L’année suivante, l’élue UMP Françoise Hostalier dépose une proposition de loi en ce sens. En vain. Jusqu’en 2011 : en mars, le ministre de l’éducation nationale Luc Chatel soutient une directrice d’école primaire de Pantin en Seine-Saint-Denis qui s’est opposée à ce qu’une mère portant un foulard accompagne une classe. Un an plus tard, il publie une circulaire stipulant que les principes de laïcité « permettent notamment d’empêcher que les parents d’élèves ou tout autre intervenant manifestent, par leur tenue ou leurs propos, leurs convictions religieuses, politiques ou philosophiques lorsqu’ils accompagnent les élèves lors des sorties et voyages scolaires ».
Sur le terrain, la situation est contrastée : certains directeurs d’école font du zèle tandis que d’autres refusent d’appliquer la circulaire. En réaction à la multiplication des litiges depuis 2011, les mères exclues s’organisent. Des associations voient le jour, comme le Collectif Mamans toutes égales qui dénonce une « logique de mise au ban qui désigne les femmes portant le foulard comme des pestiférées, tend à les disqualifier aux yeux de leurs propres enfants et leur adresse ce message implicite : “Restez dans vos cuisines !” ». Exigeant le retrait de la circulaire Chatel, ces parents d’élèves estiment que l’école publique doit « être un lieu de rencontre et non d’exclusion », et qu’un État démocratique « n’a pas à imposer à ses citoyen-ne-s leur manière de s’habiller ».
Saisi par le Défenseur des droits, le Conseil d’État ne lève pas l’ambiguïté. Plutôt que d’autoriser les mères voilées à participer aux sorties scolaires tout en listant les cas de restrictions, il affirme que « les exigences liées au bon fonctionnement du service public de l’éducation peuvent conduire l’autorité compétente, s’agissant des parents d’élèves qui participent à des déplacements ou des activités scolaires, à recommander de s’abstenir de manifester leur appartenance ou leurs croyances religieuses ». La gauche au gouvernement est embarrassée.

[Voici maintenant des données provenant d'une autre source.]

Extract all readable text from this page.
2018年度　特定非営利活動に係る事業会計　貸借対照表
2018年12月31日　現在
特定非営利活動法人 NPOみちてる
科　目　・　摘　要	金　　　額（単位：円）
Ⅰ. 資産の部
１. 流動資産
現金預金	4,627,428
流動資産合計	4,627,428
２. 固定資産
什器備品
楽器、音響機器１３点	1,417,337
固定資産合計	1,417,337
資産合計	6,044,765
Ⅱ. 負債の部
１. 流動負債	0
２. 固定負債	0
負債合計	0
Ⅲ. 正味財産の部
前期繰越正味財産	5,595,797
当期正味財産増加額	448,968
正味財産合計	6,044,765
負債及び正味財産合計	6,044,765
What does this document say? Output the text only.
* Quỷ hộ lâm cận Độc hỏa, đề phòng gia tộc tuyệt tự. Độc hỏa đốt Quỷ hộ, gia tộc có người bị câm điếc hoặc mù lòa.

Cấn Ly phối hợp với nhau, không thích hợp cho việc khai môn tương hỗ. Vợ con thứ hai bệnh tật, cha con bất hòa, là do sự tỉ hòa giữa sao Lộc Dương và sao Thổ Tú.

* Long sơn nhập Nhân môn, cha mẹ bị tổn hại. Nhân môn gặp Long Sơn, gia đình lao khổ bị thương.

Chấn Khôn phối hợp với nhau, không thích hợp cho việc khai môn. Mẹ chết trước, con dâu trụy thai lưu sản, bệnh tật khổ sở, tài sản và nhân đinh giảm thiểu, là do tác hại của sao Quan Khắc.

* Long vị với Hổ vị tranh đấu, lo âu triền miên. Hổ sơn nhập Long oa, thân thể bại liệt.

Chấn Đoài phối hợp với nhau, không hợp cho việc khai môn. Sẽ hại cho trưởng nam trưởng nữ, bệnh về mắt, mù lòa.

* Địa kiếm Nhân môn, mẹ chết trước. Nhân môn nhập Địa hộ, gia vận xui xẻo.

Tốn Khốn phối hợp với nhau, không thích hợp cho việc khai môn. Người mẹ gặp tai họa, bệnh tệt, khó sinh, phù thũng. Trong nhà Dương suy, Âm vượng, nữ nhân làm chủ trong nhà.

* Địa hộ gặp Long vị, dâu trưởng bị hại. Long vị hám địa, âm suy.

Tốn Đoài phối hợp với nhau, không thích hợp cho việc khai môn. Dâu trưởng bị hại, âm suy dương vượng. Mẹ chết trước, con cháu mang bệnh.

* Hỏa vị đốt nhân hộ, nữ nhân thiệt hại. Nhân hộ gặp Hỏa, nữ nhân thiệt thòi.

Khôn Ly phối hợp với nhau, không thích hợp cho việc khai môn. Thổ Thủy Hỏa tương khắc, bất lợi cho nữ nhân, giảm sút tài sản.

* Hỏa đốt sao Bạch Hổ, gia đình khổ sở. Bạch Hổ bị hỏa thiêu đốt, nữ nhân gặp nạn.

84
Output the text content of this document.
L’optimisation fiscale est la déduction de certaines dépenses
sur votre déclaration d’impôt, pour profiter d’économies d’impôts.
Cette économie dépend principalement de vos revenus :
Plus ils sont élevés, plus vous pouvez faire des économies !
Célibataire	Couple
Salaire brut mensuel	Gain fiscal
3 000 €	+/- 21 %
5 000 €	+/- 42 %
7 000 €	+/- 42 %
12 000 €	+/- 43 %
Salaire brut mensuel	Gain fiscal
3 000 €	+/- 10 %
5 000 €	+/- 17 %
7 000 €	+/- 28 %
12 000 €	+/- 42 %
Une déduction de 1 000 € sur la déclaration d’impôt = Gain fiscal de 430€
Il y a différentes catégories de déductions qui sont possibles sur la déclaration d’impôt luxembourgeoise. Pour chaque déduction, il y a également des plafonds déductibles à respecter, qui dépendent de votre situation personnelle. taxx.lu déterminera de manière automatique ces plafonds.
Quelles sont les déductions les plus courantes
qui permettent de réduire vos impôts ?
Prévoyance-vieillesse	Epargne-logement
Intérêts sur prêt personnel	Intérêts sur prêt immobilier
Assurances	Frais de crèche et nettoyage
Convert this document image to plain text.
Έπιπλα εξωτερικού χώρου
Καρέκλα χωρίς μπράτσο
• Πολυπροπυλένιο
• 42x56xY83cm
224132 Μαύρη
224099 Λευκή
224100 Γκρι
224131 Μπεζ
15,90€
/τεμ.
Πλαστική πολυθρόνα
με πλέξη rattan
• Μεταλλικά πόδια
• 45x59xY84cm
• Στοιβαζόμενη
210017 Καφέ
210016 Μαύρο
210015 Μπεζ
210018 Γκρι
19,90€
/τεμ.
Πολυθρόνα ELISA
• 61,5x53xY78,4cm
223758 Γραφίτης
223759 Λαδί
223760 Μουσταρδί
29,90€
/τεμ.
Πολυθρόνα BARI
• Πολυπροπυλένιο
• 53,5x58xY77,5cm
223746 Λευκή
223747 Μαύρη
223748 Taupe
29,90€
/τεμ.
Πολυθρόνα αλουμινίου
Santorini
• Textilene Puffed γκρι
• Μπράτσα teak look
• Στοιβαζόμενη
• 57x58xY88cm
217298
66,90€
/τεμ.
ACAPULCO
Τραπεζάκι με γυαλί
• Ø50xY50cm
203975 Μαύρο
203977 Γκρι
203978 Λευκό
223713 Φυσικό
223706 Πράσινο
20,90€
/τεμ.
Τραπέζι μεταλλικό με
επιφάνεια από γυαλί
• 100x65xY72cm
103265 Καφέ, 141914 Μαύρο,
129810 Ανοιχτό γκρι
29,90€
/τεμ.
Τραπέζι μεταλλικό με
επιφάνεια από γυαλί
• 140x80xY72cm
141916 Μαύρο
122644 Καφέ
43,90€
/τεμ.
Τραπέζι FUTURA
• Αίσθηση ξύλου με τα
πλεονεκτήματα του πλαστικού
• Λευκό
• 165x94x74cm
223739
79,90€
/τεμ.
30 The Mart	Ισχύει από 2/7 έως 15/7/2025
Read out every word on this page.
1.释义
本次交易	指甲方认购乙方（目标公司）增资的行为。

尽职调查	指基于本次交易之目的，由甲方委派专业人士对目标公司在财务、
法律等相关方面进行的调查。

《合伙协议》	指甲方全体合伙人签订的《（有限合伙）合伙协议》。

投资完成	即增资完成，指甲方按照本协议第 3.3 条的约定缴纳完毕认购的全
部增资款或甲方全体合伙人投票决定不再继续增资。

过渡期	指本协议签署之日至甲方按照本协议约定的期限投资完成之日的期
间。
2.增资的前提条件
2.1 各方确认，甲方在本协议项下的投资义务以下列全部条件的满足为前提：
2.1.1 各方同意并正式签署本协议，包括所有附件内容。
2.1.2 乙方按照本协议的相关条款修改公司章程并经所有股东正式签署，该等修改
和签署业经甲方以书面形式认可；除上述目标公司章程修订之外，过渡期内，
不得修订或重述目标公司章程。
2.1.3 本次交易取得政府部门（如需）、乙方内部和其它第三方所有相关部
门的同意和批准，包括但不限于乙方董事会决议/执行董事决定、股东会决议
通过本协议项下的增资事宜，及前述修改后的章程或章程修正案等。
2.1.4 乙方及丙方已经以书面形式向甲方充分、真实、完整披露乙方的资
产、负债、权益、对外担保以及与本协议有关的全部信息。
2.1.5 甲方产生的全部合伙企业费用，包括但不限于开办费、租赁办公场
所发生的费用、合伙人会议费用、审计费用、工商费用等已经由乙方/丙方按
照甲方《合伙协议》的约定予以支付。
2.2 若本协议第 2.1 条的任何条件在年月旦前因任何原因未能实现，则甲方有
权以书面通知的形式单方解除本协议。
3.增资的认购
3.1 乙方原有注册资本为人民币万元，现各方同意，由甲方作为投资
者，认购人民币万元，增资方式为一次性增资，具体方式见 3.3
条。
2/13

Dans la charte de la laïcité, affichée dans les écoles depuis 2013, la question est évitée. Vincent Peillon, qui l’a rédigée, se refuse à renier la circulaire Chatel. Najat Vallaud-Belkacem, actuellement en poste, fait un pas de côté. Auditionnée le 21 octobre 2014 par l’Observatoire de la laïcité, elle affirme que « le principe, c’est que, dès lors que les mamans ne sont pas soumises à la neutralité religieuse (…), l’acceptation de leur présence aux sorties scolaires doit être la règle et le refus l’exception ». Se référant à la décision du Conseil d'État dont elle fixe la lecture politique, elle inverse de facto le processus : il revient désormais aux directeurs d'école de justifier une éviction forcément exceptionnelle. Les principales concernées ne crient toutefois pas victoire tant leur sort reste scellé à l'orientation du ministre aux manettes.
À suivre : l’université
Et pourquoi pas les étudiantes ? La commission Stasi exclut l’université du champ de la loi de 2004. L’argument est le suivant : « La situation de l’université, bien que faisant partie intégrante du service public de l’éducation, est tout à fait différente de celle de l’école. Y étudient des personnes majeures. L’université doit être ouverte sur le monde. Il n’est donc pas question d’empêcher que les étudiants puissent y exprimer leurs convictions religieuses, politiques ou philosophiques. » Malgré l’opposition nette de la Conférence des présidents d’université à toute interdiction, à l'été 2013, le Haut conseil à l’intégration (HCI) relance le débat à la suite de la publication d’un rapport préconisant une loi. Cette fois encore, l’exécutif socialiste tergiverse. À chaud, Manuel Valls estime cette proposition « digne d’intérêt », obligeant François Hollande à rappeler qu’« aujourd’hui, dans les universités, il est possible d’intervenir sans qu’il soit besoin de texte supplémentaire ». En mars 2015, cela recommence. La secrétaire d’État aux droits des femmes, Pascale Boistard, proche du premier ministre, déclare n’être « pas sûre que le voile fasse partie de l’enseignement supérieur », forçant les autres membres du gouvernement à prendre leurs distances, alors que de nombreux universitaires dénoncent ses propos. La sociologue féministe Julie Pagis critique « la progressive exclusion des femmes portant le foulard de la sphère scolaire et économique » et regrette que cela se passe « au nom du féminisme », tandis que Gérard Biard, rédacteur en chef de Charlie Hebdo, fustigeant les « fétichistes de la femme bâchée », estime légitime que le débat ait lieu.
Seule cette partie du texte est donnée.